Jak potwierdzają zarówno bokser, jak i jego najbliżsi przyjaciele i menedżer, powodem jego niedawnej próby samobójczej były kłopoty małżeńskie. Żona Włodarczyka nie chciała już dłużej znosić jego humorów, pociągu do alkoholu, zdrad i awantur. Wyjechała z synem na urlop do Hiszpanii. Bokser pojechał za nimi, zdemolował im pokój hotelowy, wrócił do domu i przedawkował antydepresanty.
Życie uratował mu telefon do szwagra, którego poprosił o pomoc. Po opuszczeniu szpitala, Włodarczyk zaczął udzielać wywiadów i zapewniał, że jest gotowy na zmiany w swoim życiu. Wygląda na to, że żona mu uwierzyła, bo kilka dni temu widziano ich razem w centrum handlowym. Jak relacjonuje Fakt, czule objęci przechadzali się po alejkach. Diablo w pewnej chwili zboczył ze szlaku do sklepu jubilerskiego, w którym zatrzymał się na dłużej.

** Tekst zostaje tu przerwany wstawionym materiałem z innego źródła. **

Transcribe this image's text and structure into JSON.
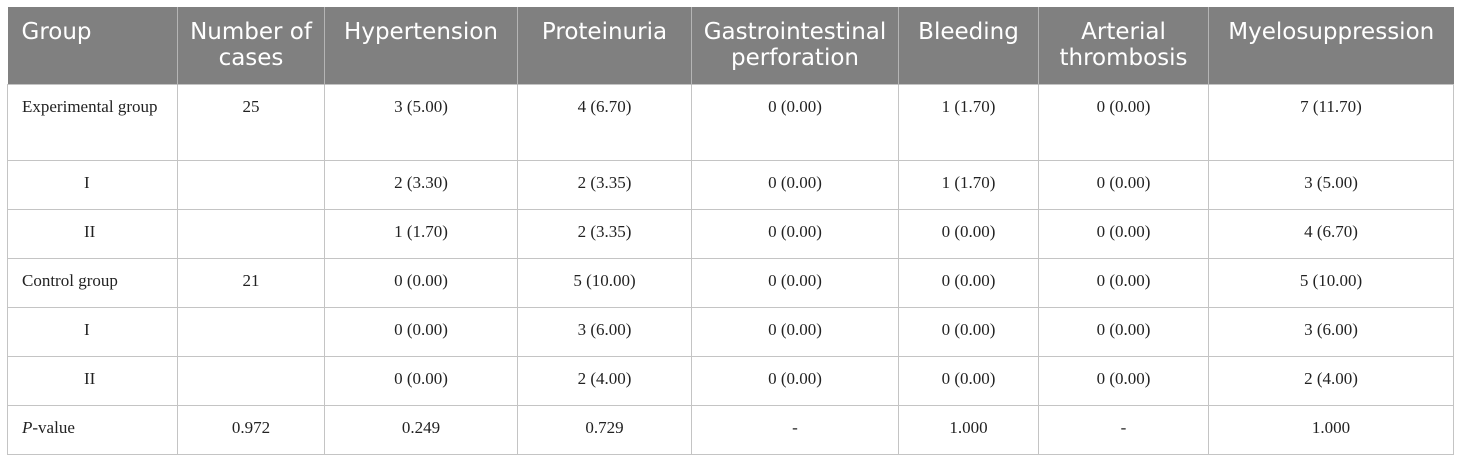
{
  "headers": [
    "Group",
    "Number of cases",
    "Hypertension",
    "Proteinuria",
    "Gastrointestinal perforation",
    "Bleeding",
    "Arterial thrombosis",
    "Myelosuppression"
  ],
  "rows": [
    {
      "group": "Experimental group",
      "cases": "25",
      "vals": [
        "3 (5.00)",
        "4 (6.70)",
        "0 (0.00)",
        "1 (1.70)",
        "0 (0.00)",
        "7 (11.70)"
      ]
    },
    {
      "group": "I",
      "cases": "",
      "vals": [
        "2 (3.30)",
        "2 (3.35)",
        "0 (0.00)",
        "1 (1.70)",
        "0 (0.00)",
        "3 (5.00)"
      ]
    },
    {
      "group": "II",
      "cases": "",
      "vals": [
        "1 (1.70)",
        "2 (3.35)",
        "0 (0.00)",
        "0 (0.00)",
        "0 (0.00)",
        "4 (6.70)"
      ]
    },
    {
      "group": "Control group",
      "cases": "21",
      "vals": [
        "0 (0.00)",
        "5 (10.00)",
        "0 (0.00)",
        "0 (0.00)",
        "0 (0.00)",
        "5 (10.00)"
      ]
    },
    {
      "group": "I",
      "cases": "",
      "vals": [
        "0 (0.00)",
        "3 (6.00)",
        "0 (0.00)",
        "0 (0.00)",
        "0 (0.00)",
        "3 (6.00)"
      ]
    },
    {
      "group": "II",
      "cases": "",
      "vals": [
        "0 (0.00)",
        "2 (4.00)",
        "0 (0.00)",
        "0 (0.00)",
        "0 (0.00)",
        "2 (4.00)"
      ]
    },
    {
      "group_italic": "P",
      "group": "-value",
      "cases": "0.972",
      "vals": [
        "0.249",
        "0.729",
        "-",
        "1.000",
        "-",
        "1.000"
      ]
    }
  ]
}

Potem zjedli sushi i poszli do kina.
Całym sercem jestem z Gosią, a ona ze mną - zapewniał niedawno Włodarczyk w wywiadzie dla Gali. Kocham ją za to, że nigdy nikogo nie udawała. Gdyby nie ona, już dawno bym się poddał.
Cóż, zapewne zrobi wiele, by pomóc mu po raz kolejny. Tylko czy po raz kolejny się nie zawiedzie?